The Fine Art of Montage
By Richard Malinsky, Arts Editor
Teresa Meier is a fine art photographer, and her engaging website opens with “The Approach,” a mystical, surreal montage of a woman seated with a suitcase and birdcage afloat in a vast, calm sea. This work from her series The Witness Within, featured in WTP Vol. V #9, immediately identifies Meier as a narrative storyteller. However, rather than literal stories, her montages—collections of superimposed images—reference various elements witnessed, experienced, analyzed, and reassembled into her own mythology.
Technically, surreal multi-image photography has its roots in the 1960s and credits photographer Jerry Uelsmann as its founder. Working with black-and-white film and a series of pin-registered darkroom enlargers, he produced multiple exposures without any reference to a narrative.
Maggie Taylor, Uelsmann’s protégé, introduced this technique into the digital realm.
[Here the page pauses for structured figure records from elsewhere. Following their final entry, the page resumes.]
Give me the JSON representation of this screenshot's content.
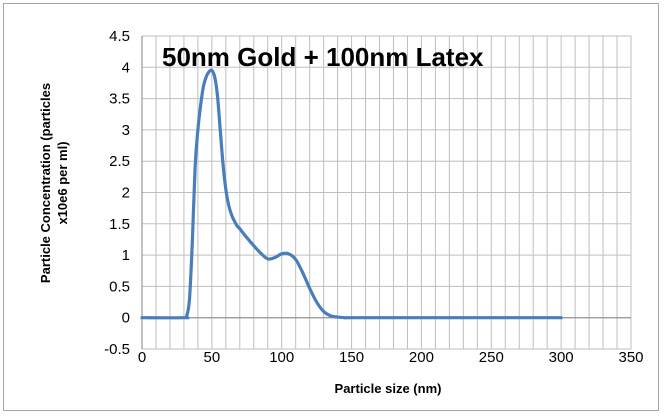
{
  "chart_data": {
    "type": "line",
    "title": "50nm Gold + 100nm Latex",
    "xlabel": "Particle size (nm)",
    "ylabel_lines": [
      "Particle Concentration (particles",
      "x10e6 per ml)"
    ],
    "xlim": [
      0,
      350
    ],
    "ylim": [
      -0.5,
      4.5
    ],
    "xticks": [
      0,
      50,
      100,
      150,
      200,
      250,
      300,
      350
    ],
    "yticks": [
      -0.5,
      0,
      0.5,
      1,
      1.5,
      2,
      2.5,
      3,
      3.5,
      4,
      4.5
    ],
    "x_minor_step": 10,
    "grid": true,
    "legend": "none",
    "series": [
      {
        "color": "#4a7ebb",
        "x": [
          0,
          30,
          32,
          34,
          36,
          38,
          40,
          42,
          44,
          46,
          48,
          50,
          52,
          54,
          56,
          58,
          60,
          62,
          64,
          66,
          68,
          70,
          75,
          80,
          85,
          90,
          95,
          100,
          105,
          110,
          115,
          120,
          125,
          130,
          135,
          140,
          145,
          150,
          200,
          250,
          300
        ],
        "y": [
          0,
          0,
          0.03,
          0.3,
          1.2,
          2.4,
          3.0,
          3.4,
          3.7,
          3.85,
          3.93,
          3.95,
          3.85,
          3.55,
          3.0,
          2.45,
          2.05,
          1.8,
          1.65,
          1.55,
          1.47,
          1.42,
          1.28,
          1.15,
          1.03,
          0.94,
          0.96,
          1.02,
          1.02,
          0.93,
          0.72,
          0.47,
          0.25,
          0.1,
          0.03,
          0.01,
          0,
          0,
          0,
          0,
          0
        ]
      }
    ]
  }
}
With Photoshop she was able to achieve in a day what could take Uelsmann a week.
Taylor distinguished herself with her cinematic-grade color changes that lent depth, perspective, and form to her images. As well, she began to introduce narrative to her imagery—a legacy Meier continues, with her conceptual personal narratives, now combined with digital “stitching,” a “sewing” of Photoshop files to facilitate her large-scale photographic prints.
“Waiting,” another montage—particularly Hopperesque—from this same series, can seem a continuation of Meier’s story, with the woman now having arrived at her destination. She stands in a light-filled doorway, looking out at the sea and holding the now open-door birdcage. The left side of the image shows a partial view into the next room. A hint of a man’s hand and a picture on the wall turns out to actually be another image in the series.
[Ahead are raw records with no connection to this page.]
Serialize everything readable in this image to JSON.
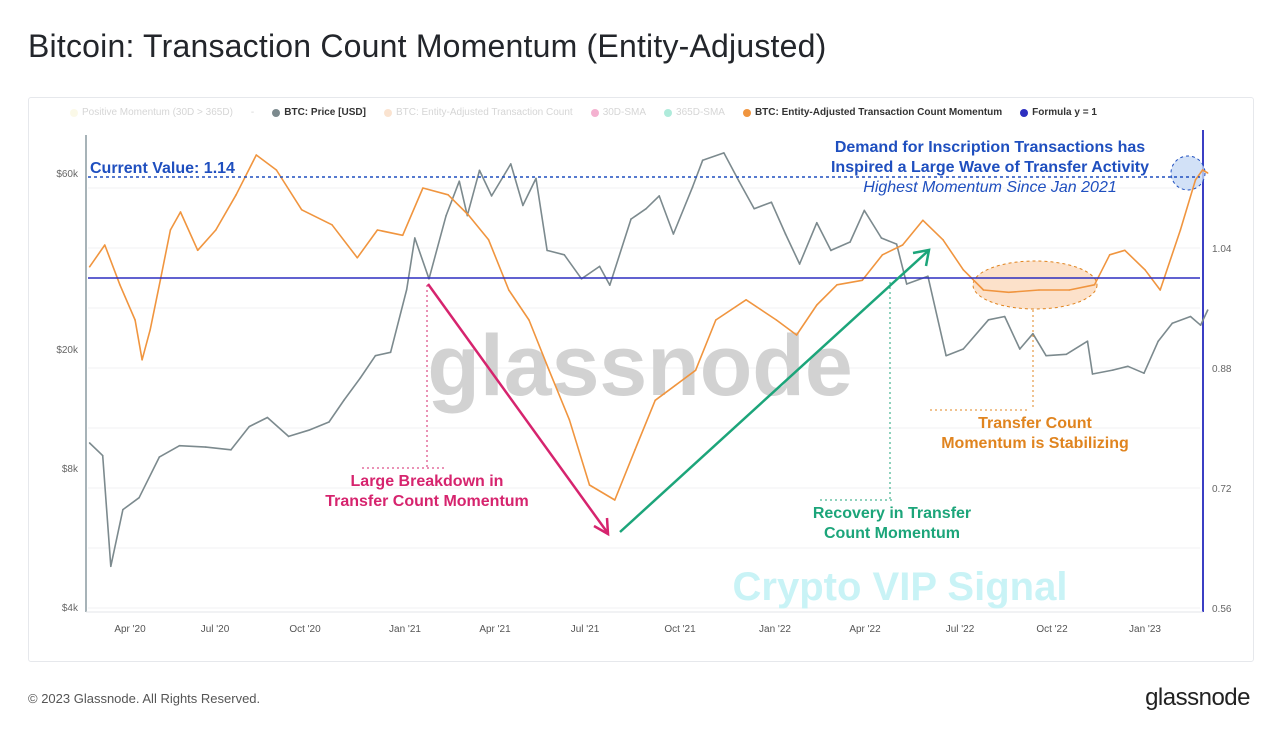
{
  "header": {
    "title": "Bitcoin: Transaction Count Momentum (Entity-Adjusted)"
  },
  "legend": [
    {
      "label": "Positive Momentum (30D > 365D)",
      "color": "#f6eec0",
      "active": false
    },
    {
      "label": "-",
      "color": "",
      "active": false
    },
    {
      "label": "BTC: Price [USD]",
      "color": "#7c8a8e",
      "active": true
    },
    {
      "label": "BTC: Entity-Adjusted Transaction Count",
      "color": "#f3b27a",
      "active": false
    },
    {
      "label": "30D-SMA",
      "color": "#e0237a",
      "active": false
    },
    {
      "label": "365D-SMA",
      "color": "#1cc79a",
      "active": false
    },
    {
      "label": "BTC: Entity-Adjusted Transaction Count Momentum",
      "color": "#f0953f",
      "active": true
    },
    {
      "label": "Formula y = 1",
      "color": "#2d2fc0",
      "active": true
    }
  ],
  "chart_data": {
    "type": "line",
    "xlabel": "",
    "ylabel_left": "",
    "ylabel_right": "",
    "x_ticks": [
      "Apr '20",
      "Jul '20",
      "Oct '20",
      "Jan '21",
      "Apr '21",
      "Jul '21",
      "Oct '21",
      "Jan '22",
      "Apr '22",
      "Jul '22",
      "Oct '22",
      "Jan '23"
    ],
    "y_left_ticks": [
      "$4k",
      "$8k",
      "$20k",
      "$60k"
    ],
    "y_left_scale": "log",
    "y_right_ticks": [
      "0.56",
      "0.72",
      "0.88",
      "1.04"
    ],
    "y_right_range": [
      0.56,
      1.2
    ],
    "grid": true,
    "legend_position": "top",
    "series": [
      {
        "name": "BTC: Price [USD]",
        "axis": "left",
        "color": "#7c8a8e",
        "points": [
          [
            "2020-02-21",
            9700
          ],
          [
            "2020-03-05",
            8800
          ],
          [
            "2020-03-13",
            4900
          ],
          [
            "2020-03-25",
            6500
          ],
          [
            "2020-04-10",
            6900
          ],
          [
            "2020-04-30",
            8700
          ],
          [
            "2020-05-20",
            9500
          ],
          [
            "2020-06-15",
            9400
          ],
          [
            "2020-07-10",
            9200
          ],
          [
            "2020-07-28",
            11000
          ],
          [
            "2020-08-15",
            11800
          ],
          [
            "2020-09-05",
            10200
          ],
          [
            "2020-09-25",
            10700
          ],
          [
            "2020-10-15",
            11400
          ],
          [
            "2020-10-30",
            13500
          ],
          [
            "2020-11-15",
            16000
          ],
          [
            "2020-11-30",
            19000
          ],
          [
            "2020-12-15",
            19500
          ],
          [
            "2020-12-31",
            29000
          ],
          [
            "2021-01-08",
            40000
          ],
          [
            "2021-01-22",
            31000
          ],
          [
            "2021-02-08",
            46000
          ],
          [
            "2021-02-21",
            57000
          ],
          [
            "2021-03-01",
            46000
          ],
          [
            "2021-03-13",
            61000
          ],
          [
            "2021-03-25",
            52000
          ],
          [
            "2021-04-13",
            63500
          ],
          [
            "2021-04-25",
            49000
          ],
          [
            "2021-05-08",
            58000
          ],
          [
            "2021-05-19",
            37000
          ],
          [
            "2021-06-05",
            36000
          ],
          [
            "2021-06-22",
            31000
          ],
          [
            "2021-07-10",
            33500
          ],
          [
            "2021-07-20",
            29800
          ],
          [
            "2021-08-10",
            45000
          ],
          [
            "2021-08-25",
            48000
          ],
          [
            "2021-09-07",
            52000
          ],
          [
            "2021-09-21",
            41000
          ],
          [
            "2021-10-10",
            55000
          ],
          [
            "2021-10-20",
            65000
          ],
          [
            "2021-11-10",
            68000
          ],
          [
            "2021-11-25",
            57000
          ],
          [
            "2021-12-10",
            48000
          ],
          [
            "2021-12-27",
            50000
          ],
          [
            "2022-01-10",
            41000
          ],
          [
            "2022-01-24",
            34000
          ],
          [
            "2022-02-10",
            44000
          ],
          [
            "2022-02-24",
            37000
          ],
          [
            "2022-03-15",
            39000
          ],
          [
            "2022-03-29",
            47500
          ],
          [
            "2022-04-15",
            40000
          ],
          [
            "2022-04-30",
            38500
          ],
          [
            "2022-05-10",
            30000
          ],
          [
            "2022-05-31",
            31500
          ],
          [
            "2022-06-18",
            19000
          ],
          [
            "2022-07-05",
            20000
          ],
          [
            "2022-07-30",
            24000
          ],
          [
            "2022-08-15",
            24500
          ],
          [
            "2022-08-30",
            20000
          ],
          [
            "2022-09-12",
            22000
          ],
          [
            "2022-09-25",
            19000
          ],
          [
            "2022-10-15",
            19200
          ],
          [
            "2022-11-05",
            21000
          ],
          [
            "2022-11-10",
            16500
          ],
          [
            "2022-11-30",
            17000
          ],
          [
            "2022-12-15",
            17500
          ],
          [
            "2022-12-31",
            16600
          ],
          [
            "2023-01-14",
            21000
          ],
          [
            "2023-01-28",
            23500
          ],
          [
            "2023-02-15",
            24500
          ],
          [
            "2023-02-25",
            23200
          ],
          [
            "2023-03-04",
            25500
          ]
        ]
      },
      {
        "name": "BTC: Entity-Adjusted Transaction Count Momentum",
        "axis": "right",
        "color": "#f0953f",
        "points": [
          [
            "2020-02-21",
            1.015
          ],
          [
            "2020-03-07",
            1.044
          ],
          [
            "2020-03-22",
            0.991
          ],
          [
            "2020-04-06",
            0.944
          ],
          [
            "2020-04-13",
            0.891
          ],
          [
            "2020-04-21",
            0.931
          ],
          [
            "2020-05-01",
            0.997
          ],
          [
            "2020-05-11",
            1.064
          ],
          [
            "2020-05-21",
            1.088
          ],
          [
            "2020-06-07",
            1.037
          ],
          [
            "2020-06-25",
            1.064
          ],
          [
            "2020-07-15",
            1.111
          ],
          [
            "2020-08-04",
            1.164
          ],
          [
            "2020-08-24",
            1.144
          ],
          [
            "2020-09-18",
            1.091
          ],
          [
            "2020-10-18",
            1.071
          ],
          [
            "2020-11-12",
            1.027
          ],
          [
            "2020-12-02",
            1.064
          ],
          [
            "2020-12-27",
            1.057
          ],
          [
            "2021-01-16",
            1.12
          ],
          [
            "2021-02-10",
            1.111
          ],
          [
            "2021-03-02",
            1.084
          ],
          [
            "2021-03-22",
            1.051
          ],
          [
            "2021-04-11",
            0.984
          ],
          [
            "2021-05-01",
            0.944
          ],
          [
            "2021-05-21",
            0.877
          ],
          [
            "2021-06-10",
            0.811
          ],
          [
            "2021-06-30",
            0.724
          ],
          [
            "2021-07-25",
            0.704
          ],
          [
            "2021-08-14",
            0.771
          ],
          [
            "2021-09-03",
            0.837
          ],
          [
            "2021-09-23",
            0.857
          ],
          [
            "2021-10-13",
            0.877
          ],
          [
            "2021-11-02",
            0.944
          ],
          [
            "2021-12-02",
            0.971
          ],
          [
            "2022-01-01",
            0.944
          ],
          [
            "2022-01-21",
            0.924
          ],
          [
            "2022-02-10",
            0.964
          ],
          [
            "2022-03-02",
            0.991
          ],
          [
            "2022-03-27",
            0.997
          ],
          [
            "2022-04-16",
            1.031
          ],
          [
            "2022-05-06",
            1.044
          ],
          [
            "2022-05-26",
            1.077
          ],
          [
            "2022-06-15",
            1.051
          ],
          [
            "2022-07-05",
            1.011
          ],
          [
            "2022-07-25",
            0.984
          ],
          [
            "2022-08-19",
            0.981
          ],
          [
            "2022-09-18",
            0.984
          ],
          [
            "2022-10-18",
            0.984
          ],
          [
            "2022-11-12",
            0.991
          ],
          [
            "2022-11-27",
            1.031
          ],
          [
            "2022-12-12",
            1.037
          ],
          [
            "2023-01-01",
            1.011
          ],
          [
            "2023-01-16",
            0.984
          ],
          [
            "2023-02-05",
            1.064
          ],
          [
            "2023-02-20",
            1.131
          ],
          [
            "2023-02-27",
            1.144
          ],
          [
            "2023-03-04",
            1.14
          ]
        ]
      },
      {
        "name": "Formula y = 1",
        "axis": "right",
        "color": "#2d2fc0",
        "value": 1
      }
    ],
    "annotations": {
      "current_value": "Current Value: 1.14",
      "top_line1": "Demand for Inscription Transactions has",
      "top_line2": "Inspired a Large Wave of Transfer Activity",
      "top_line3": "Highest Momentum Since Jan 2021",
      "breakdown_line1": "Large Breakdown in",
      "breakdown_line2": "Transfer Count Momentum",
      "recovery_line1": "Recovery in Transfer",
      "recovery_line2": "Count Momentum",
      "stabilizing_line1": "Transfer Count",
      "stabilizing_line2": "Momentum is Stabilizing",
      "colors": {
        "blue": "#1f4fbf",
        "pink": "#d6246e",
        "green": "#1ca57a",
        "orange": "#e0841f"
      }
    },
    "watermarks": [
      "glassnode",
      "Crypto VIP Signal"
    ]
  },
  "footer": {
    "copyright": "© 2023 Glassnode. All Rights Reserved.",
    "logo": "glassnode"
  }
}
These images clearly stand alone, but this idea of a continuing story is fascinating—and another way of piecing together puzzles, something Meier has always enjoyed: “I like to sift through all the pieces, analyzing their parts, and take immense satisfaction in seeing how they all fit together. For me, a photograph and a concept is an elaborate puzzle—a puzzle that puts me in remote landscapes at dusk, wandering through antique stores, building in the wood shop, sewing a new costume, and recently, a return to hand-drawn illustration.”
Meier’s second series on her site is The Parable Locket. Although this series does not seem as rooted in the fantastical, still evident is that same pattern of assembling the puzzle pieces of memory through a collection of individual images. The sum total of these rich images seems to embody comfort, happiness, and freedom within the environment of a special time and place—perhaps a childhood home. The powerful “Untitled “ image of a woman looking at a picture stirring her memory particularly captures this longing.
Other site offerings are Meier’s calendar of Master class, on her “Workshop” page, a most recent one held at the The Sitka Center for Art and Ecology. On her “Resource” page you can find some interesting insights into how she actually works, such as “Your Personal History as Inspiration.” Overall, Meier’s site proves a delightful experience, especially scrolling through her gallery of stories she hopes inspires stories of your own.